Infinitesimals do not exist in the standard real number system. 'tiny' seems to be more related to the smallest positive representable (normal or subnormal) IEEE 754 float/double type of value which is a real number.
Infinitesimals tautologically exist in any finite representation of numbers. For floats, it's the smallest representable positive number. For integers of any type, it's 1.
As for how common they are, we learn about them in any introductory calculus course when defining derivatives. You come across the idea whenever discussing limits, if somewhat obliquely.
If I learned about it in high school math, and again in "real" math courses at my university, I'd say it's pretty standard.
I've never heard of that, and your definition of 1 as infinitesimal is incompatible withbits properties (infinitesimal + infinitesimal + infinitesimal is greater than a non-infinitesimal 2?!) and I don't see a mention on Wikipedia, and it goes against the plain read it of "in-finite-simal".

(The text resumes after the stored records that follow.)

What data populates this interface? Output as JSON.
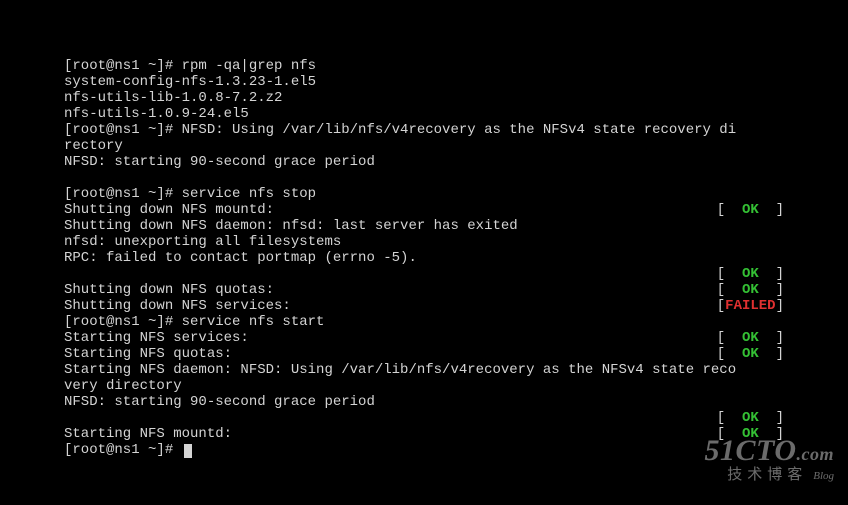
{
  "lines": [
    {
      "kind": "plain",
      "text": "[root@ns1 ~]# rpm -qa|grep nfs"
    },
    {
      "kind": "plain",
      "text": "system-config-nfs-1.3.23-1.el5"
    },
    {
      "kind": "plain",
      "text": "nfs-utils-lib-1.0.8-7.2.z2"
    },
    {
      "kind": "plain",
      "text": "nfs-utils-1.0.9-24.el5"
    },
    {
      "kind": "plain",
      "text": "[root@ns1 ~]# NFSD: Using /var/lib/nfs/v4recovery as the NFSv4 state recovery di"
    },
    {
      "kind": "plain",
      "text": "rectory"
    },
    {
      "kind": "plain",
      "text": "NFSD: starting 90-second grace period"
    },
    {
      "kind": "blank"
    },
    {
      "kind": "plain",
      "text": "[root@ns1 ~]# service nfs stop"
    },
    {
      "kind": "status",
      "label": "Shutting down NFS mountd:",
      "status": "OK"
    },
    {
      "kind": "plain",
      "text": "Shutting down NFS daemon: nfsd: last server has exited"
    },
    {
      "kind": "plain",
      "text": "nfsd: unexporting all filesystems"
    },
    {
      "kind": "plain",
      "text": "RPC: failed to contact portmap (errno -5)."
    },
    {
      "kind": "status",
      "label": "",
      "status": "OK"
    },
    {
      "kind": "status",
      "label": "Shutting down NFS quotas:",
      "status": "OK"
    },
    {
      "kind": "status",
      "label": "Shutting down NFS services:",
      "status": "FAILED"
    },
    {
      "kind": "plain",
      "text": "[root@ns1 ~]# service nfs start"
    },
    {
      "kind": "status",
      "label": "Starting NFS services:",
      "status": "OK"
    },
    {
      "kind": "status",
      "label": "Starting NFS quotas:",
      "status": "OK"
    },
    {
      "kind": "plain",
      "text": "Starting NFS daemon: NFSD: Using /var/lib/nfs/v4recovery as the NFSv4 state reco"
    },
    {
      "kind": "plain",
      "text": "very directory"
    },
    {
      "kind": "plain",
      "text": "NFSD: starting 90-second grace period"
    },
    {
      "kind": "status",
      "label": "",
      "status": "OK"
    },
    {
      "kind": "status",
      "label": "Starting NFS mountd:",
      "status": "OK"
    },
    {
      "kind": "prompt",
      "text": "[root@ns1 ~]# "
    }
  ],
  "status_strings": {
    "OK": {
      "open": "[  ",
      "word": "OK",
      "close": "  ]",
      "class": "ok"
    },
    "FAILED": {
      "open": "[",
      "word": "FAILED",
      "close": "]",
      "class": "failed"
    }
  },
  "watermark": {
    "brand_big": "51CTO",
    "brand_suffix": ".com",
    "sub": "技术博客",
    "sub2": "Blog"
  }
}
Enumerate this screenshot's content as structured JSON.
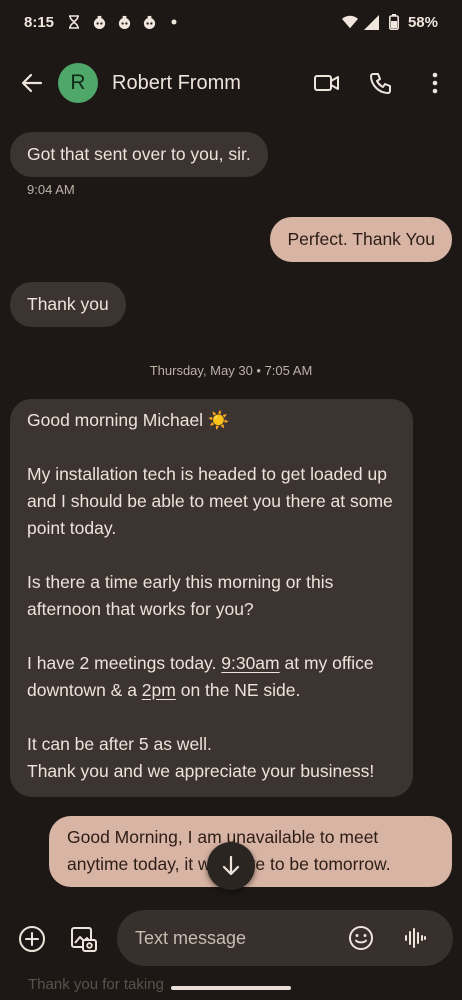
{
  "status": {
    "time": "8:15",
    "battery": "58%",
    "icons": [
      "hourglass-icon",
      "app-icon",
      "app-icon",
      "app-icon",
      "dot-icon",
      "wifi-icon",
      "signal-icon",
      "battery-icon"
    ]
  },
  "header": {
    "avatar_letter": "R",
    "contact_name": "Robert Fromm",
    "avatar_color": "#4fa86a"
  },
  "messages": {
    "m1": {
      "text": "Got that sent over to you, sir.",
      "time": "9:04 AM"
    },
    "m2": {
      "text": "Perfect.  Thank You"
    },
    "m3": {
      "text": "Thank you"
    },
    "date_separator": "Thursday, May 30 • 7:05 AM",
    "m4": {
      "p1": "Good morning Michael ☀️",
      "p2": "My installation tech is headed to get loaded up and I should be able to meet you there at some point today.",
      "p3": "Is there a time early this morning or this afternoon that works for you?",
      "p4_a": "I have 2 meetings today. ",
      "p4_b": "9:30am",
      "p4_c": " at my office downtown & a ",
      "p4_d": "2pm",
      "p4_e": " on the NE side.",
      "p5": "It can be after 5 as well.",
      "p6": "Thank you and we appreciate your business!"
    },
    "m5": {
      "text": "Good Morning, I am unavailable to meet anytime today, it will have to be tomorrow."
    }
  },
  "composer": {
    "placeholder": "Text message",
    "peek": "Thank you for taking"
  },
  "colors": {
    "background": "#1d1815",
    "incoming_bubble": "#3b3430",
    "outgoing_bubble": "#d8b4a4"
  }
}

Also, you seem to be conflating "common" with "standard". "standard" is a mathematical term. Infinitesimal are handwavy in standard analysis (epsilon-delta are the rigorous alternative), but exist rigorously in nonstandard analysis.

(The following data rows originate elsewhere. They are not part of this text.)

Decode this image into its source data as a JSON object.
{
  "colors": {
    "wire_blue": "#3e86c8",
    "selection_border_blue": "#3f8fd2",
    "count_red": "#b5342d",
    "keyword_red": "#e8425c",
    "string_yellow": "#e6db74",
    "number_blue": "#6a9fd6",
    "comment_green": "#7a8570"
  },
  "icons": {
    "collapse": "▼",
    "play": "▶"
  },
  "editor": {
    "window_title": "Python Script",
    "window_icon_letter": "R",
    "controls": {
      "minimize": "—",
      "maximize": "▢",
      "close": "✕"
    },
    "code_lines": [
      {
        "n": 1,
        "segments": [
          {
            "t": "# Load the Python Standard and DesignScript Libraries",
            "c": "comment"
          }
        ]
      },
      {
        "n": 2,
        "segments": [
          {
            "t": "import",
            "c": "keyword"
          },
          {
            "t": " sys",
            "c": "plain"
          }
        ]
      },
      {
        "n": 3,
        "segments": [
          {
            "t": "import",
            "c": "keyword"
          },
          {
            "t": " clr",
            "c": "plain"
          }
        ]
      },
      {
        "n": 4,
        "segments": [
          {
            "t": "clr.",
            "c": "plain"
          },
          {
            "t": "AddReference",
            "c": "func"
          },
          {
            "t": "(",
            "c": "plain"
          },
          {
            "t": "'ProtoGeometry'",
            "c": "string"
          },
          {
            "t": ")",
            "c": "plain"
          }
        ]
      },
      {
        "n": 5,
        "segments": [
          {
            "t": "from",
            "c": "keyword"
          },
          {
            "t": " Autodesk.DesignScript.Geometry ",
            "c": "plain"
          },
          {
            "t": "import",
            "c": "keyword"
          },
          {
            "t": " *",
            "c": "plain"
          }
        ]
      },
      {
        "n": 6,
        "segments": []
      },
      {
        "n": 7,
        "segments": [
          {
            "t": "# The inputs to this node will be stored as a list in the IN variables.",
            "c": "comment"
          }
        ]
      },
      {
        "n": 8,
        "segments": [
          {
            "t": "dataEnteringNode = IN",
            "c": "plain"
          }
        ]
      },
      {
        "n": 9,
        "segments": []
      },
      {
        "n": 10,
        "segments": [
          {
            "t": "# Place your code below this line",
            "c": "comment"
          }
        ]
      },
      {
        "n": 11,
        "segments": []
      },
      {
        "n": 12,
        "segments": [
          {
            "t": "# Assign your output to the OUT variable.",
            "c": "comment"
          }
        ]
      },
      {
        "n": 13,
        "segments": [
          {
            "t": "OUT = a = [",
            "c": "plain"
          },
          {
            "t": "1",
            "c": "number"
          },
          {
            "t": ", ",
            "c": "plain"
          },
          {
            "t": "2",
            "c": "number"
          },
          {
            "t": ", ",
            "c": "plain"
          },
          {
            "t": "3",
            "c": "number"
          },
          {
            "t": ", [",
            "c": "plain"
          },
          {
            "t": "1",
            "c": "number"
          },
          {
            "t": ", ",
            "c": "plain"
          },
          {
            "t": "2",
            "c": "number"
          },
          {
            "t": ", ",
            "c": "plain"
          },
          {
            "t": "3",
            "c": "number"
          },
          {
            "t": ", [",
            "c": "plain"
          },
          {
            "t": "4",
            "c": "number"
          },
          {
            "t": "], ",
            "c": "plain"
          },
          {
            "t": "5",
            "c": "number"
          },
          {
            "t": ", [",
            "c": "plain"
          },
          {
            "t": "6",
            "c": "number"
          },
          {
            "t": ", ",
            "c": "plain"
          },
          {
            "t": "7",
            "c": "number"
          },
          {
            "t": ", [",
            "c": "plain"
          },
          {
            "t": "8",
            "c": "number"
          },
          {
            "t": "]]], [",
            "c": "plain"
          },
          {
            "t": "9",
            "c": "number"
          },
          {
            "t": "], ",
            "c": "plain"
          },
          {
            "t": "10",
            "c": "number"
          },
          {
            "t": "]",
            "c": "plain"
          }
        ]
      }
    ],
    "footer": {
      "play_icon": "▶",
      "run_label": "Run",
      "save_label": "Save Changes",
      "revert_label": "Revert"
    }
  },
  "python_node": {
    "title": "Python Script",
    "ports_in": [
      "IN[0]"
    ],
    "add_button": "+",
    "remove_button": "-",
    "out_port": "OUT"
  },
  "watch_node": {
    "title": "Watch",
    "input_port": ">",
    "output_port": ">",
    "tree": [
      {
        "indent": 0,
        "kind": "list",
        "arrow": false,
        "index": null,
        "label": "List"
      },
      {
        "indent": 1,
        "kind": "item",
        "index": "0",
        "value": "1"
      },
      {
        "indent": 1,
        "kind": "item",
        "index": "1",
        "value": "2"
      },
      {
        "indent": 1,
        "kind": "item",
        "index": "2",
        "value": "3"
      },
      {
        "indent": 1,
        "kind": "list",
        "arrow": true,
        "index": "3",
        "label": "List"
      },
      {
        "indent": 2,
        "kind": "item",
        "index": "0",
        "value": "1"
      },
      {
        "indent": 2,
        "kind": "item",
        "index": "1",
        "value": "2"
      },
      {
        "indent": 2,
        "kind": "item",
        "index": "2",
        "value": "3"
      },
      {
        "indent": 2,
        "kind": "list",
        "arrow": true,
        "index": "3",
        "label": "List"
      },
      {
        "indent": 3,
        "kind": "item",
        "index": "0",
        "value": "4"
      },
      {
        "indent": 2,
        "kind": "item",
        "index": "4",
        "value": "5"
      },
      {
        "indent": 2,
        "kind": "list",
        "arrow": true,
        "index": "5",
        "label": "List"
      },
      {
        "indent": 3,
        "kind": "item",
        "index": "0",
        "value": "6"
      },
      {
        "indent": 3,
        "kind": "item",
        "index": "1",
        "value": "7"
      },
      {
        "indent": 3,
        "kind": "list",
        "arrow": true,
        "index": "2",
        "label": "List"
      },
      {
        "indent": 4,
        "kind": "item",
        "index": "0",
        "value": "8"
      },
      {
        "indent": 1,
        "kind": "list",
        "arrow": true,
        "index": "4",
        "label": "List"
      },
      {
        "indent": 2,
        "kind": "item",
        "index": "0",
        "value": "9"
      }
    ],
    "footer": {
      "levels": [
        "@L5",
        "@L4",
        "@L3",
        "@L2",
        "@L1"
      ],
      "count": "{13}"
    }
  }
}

I guess I'm using the wrong term, then. I often find it useful to have a concept of "smallest representable positive number," specifically for handling edge cases such as the one I gave up-thread. I see how that doesn't map to infinitesimal as defined in the shared link.

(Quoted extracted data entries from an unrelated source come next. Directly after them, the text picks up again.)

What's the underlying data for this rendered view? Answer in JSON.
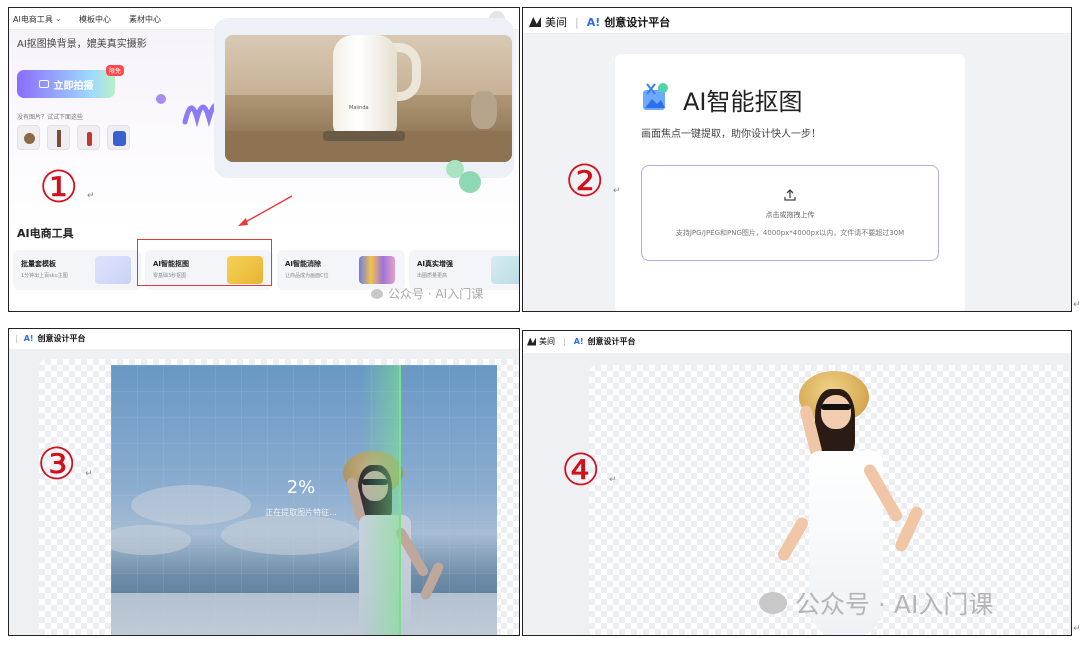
{
  "panels": [
    {
      "number": "①",
      "nav": {
        "item1": "AI电商工具",
        "item2": "模板中心",
        "item3": "素材中心"
      },
      "headline": "AI抠图换背景，媲美真实摄影",
      "shoot_button": "立即拍摄",
      "hot_badge": "限免",
      "hint": "没有图片？试试下面这些",
      "product_brand": "Malinda",
      "section_title": "AI电商工具",
      "tools": [
        {
          "title": "批量套模板",
          "subtitle": "1分钟出上百sku主图"
        },
        {
          "title": "AI智能抠图",
          "subtitle": "零基础3秒抠图"
        },
        {
          "title": "AI智能消除",
          "subtitle": "让商品成为画面C位"
        },
        {
          "title": "AI真实增强",
          "subtitle": "出图质量更高"
        }
      ],
      "watermark": "公众号 · AI入门课"
    },
    {
      "number": "②",
      "brand": {
        "mark": "美间",
        "ai": "A!",
        "name": "创意设计平台"
      },
      "title": "AI智能抠图",
      "description": "画面焦点一键提取，助你设计快人一步！",
      "upload_label": "点击或拖拽上传",
      "upload_hint": "支持JPG/JPEG和PNG图片，4000px*4000px以内，文件请不要超过30M"
    },
    {
      "number": "③",
      "brand": {
        "ai": "A!",
        "name": "创意设计平台"
      },
      "progress_text": "2%",
      "progress": 0.02,
      "status": "正在提取图片特征..."
    },
    {
      "number": "④",
      "brand": {
        "mark": "美间",
        "ai": "A!",
        "name": "创意设计平台"
      },
      "watermark": "公众号 · AI入门课"
    }
  ],
  "para_mark": "↵",
  "colors": {
    "circled_numbers": "#d0101a",
    "highlight_box": "#e63a3a",
    "brand_ai": "#2e6bff",
    "scan_line": "#7de08a"
  }
}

There are other instances where I've had a need for such a smallest positive number, where logic is simplified as opposed to checking for 0 in a special way. Whether there's an agreed upon term for that, I know where I've found value in programming tasks.
When I need such a thing, it is almost invariably in comparisons, so I am not doing arithmetic with multiple instances of that smallest representable positive number.